Passamos todo o dia assim, estáticos, apenas ouvindo e temendo. Até que, ao cair da noite, papai se moveu pela primeira vez. Seus ossos estalaram.

- Não faça barulho, Miriam – ordenou. Eu assenti, incapaz de falar.

Descemos da árvore com cuidado, mas a fraqueza atrapalhava a minha destreza. Quando alcançamos no chão, ele me puxou para si e começamos uma longa caminhada noturna aos tropeços.

Andamos por duas noites inteiras, nos escondendo durante o dia no topo das árvores e comendo os frutos que lá haviam – se houvessem. Os alemães patrulhavam as redondezas, o que nos impedia de agir com liberdade. Eu pude perceber que papai estava tenso. Eu sabia que ele tinha um plano, mas então por que não parava de remexer as mãos e olhar nervosamente para frente? Parecia que enfim algo havia perturbado sua paz.

Papai percebeu que eu o observava e não tentou esconder sua agitação, como normalmente fazia. Em vez disso, ele me encarou com seriedade.

- Escute Miriam, hoje à noite vamos chegar à cidade.

Arregalei os olhos. O pânico cresceu em mim.

- Vamos voltar? - minha voz não passava de um sopro, mas ele entendeu minha preocupação.

- Chegaremos em outra cidade, onde seremos desconhecidos. Vamos passar uns dias lá para tentar conseguir dinheiro. Precisamos juntar apenas o bastante para tirar você daqui.

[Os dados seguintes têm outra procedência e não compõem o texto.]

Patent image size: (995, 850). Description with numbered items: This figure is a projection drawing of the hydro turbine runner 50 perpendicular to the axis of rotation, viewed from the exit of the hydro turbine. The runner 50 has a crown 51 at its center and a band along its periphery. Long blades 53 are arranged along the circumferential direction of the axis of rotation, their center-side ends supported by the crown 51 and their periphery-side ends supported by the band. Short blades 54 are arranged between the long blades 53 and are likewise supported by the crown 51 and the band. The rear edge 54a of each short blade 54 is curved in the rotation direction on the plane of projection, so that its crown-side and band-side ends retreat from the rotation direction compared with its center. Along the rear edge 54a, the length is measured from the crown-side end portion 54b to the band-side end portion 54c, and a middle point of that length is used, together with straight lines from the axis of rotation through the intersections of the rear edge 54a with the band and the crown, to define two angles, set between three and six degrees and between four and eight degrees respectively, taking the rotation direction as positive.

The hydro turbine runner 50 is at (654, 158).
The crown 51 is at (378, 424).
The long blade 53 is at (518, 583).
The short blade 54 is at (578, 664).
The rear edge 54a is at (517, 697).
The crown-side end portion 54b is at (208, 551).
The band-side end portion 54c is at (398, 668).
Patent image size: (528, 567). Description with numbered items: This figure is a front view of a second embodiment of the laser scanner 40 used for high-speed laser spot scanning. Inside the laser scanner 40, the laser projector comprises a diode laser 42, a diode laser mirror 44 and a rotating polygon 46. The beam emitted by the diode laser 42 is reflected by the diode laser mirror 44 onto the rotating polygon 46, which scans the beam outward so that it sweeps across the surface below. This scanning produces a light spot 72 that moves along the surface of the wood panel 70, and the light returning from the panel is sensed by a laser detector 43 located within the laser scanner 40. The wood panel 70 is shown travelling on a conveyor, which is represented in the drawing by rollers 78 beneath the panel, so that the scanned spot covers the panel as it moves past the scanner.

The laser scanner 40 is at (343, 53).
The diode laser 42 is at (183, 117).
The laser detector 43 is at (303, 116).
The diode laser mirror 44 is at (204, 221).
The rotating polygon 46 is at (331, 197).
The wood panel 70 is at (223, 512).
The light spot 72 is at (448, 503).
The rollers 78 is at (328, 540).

Agarrei seu casaco surrado, desesperada.

- Não posso ir sem você.

Suas mãos envolveram meu rosto sujo e encovado.

- Não permitirei que morra. Haverá um futuro para você enquanto eu viver.

Lágrimas inundaram os meus olhos. A imagem dos soldados veio à minha mente e não pude deixar de sentir um remorso destruidor. Tudo por causa deles, tudo por causa da sua crença de que eram superiores a nós. Apenas porque eram arianos e nós éramos podres, o motivo da desgraça que eles mesmos trouxeram sobre si.

Papai olhou ao redor, atento. A noite estava próxima. O momento havia chegado.

Caminhamos em silêncio durante horas, usando a escuridão da noite como um manto contra os nazistas. Felizmente não tivemos nenhum encontro com eles, mas fomos obrigados a nos esconder algumas vezes. Quando amanheceu, estávamos diante da civilização alemã, observando o comércio funcionando a todo vapor.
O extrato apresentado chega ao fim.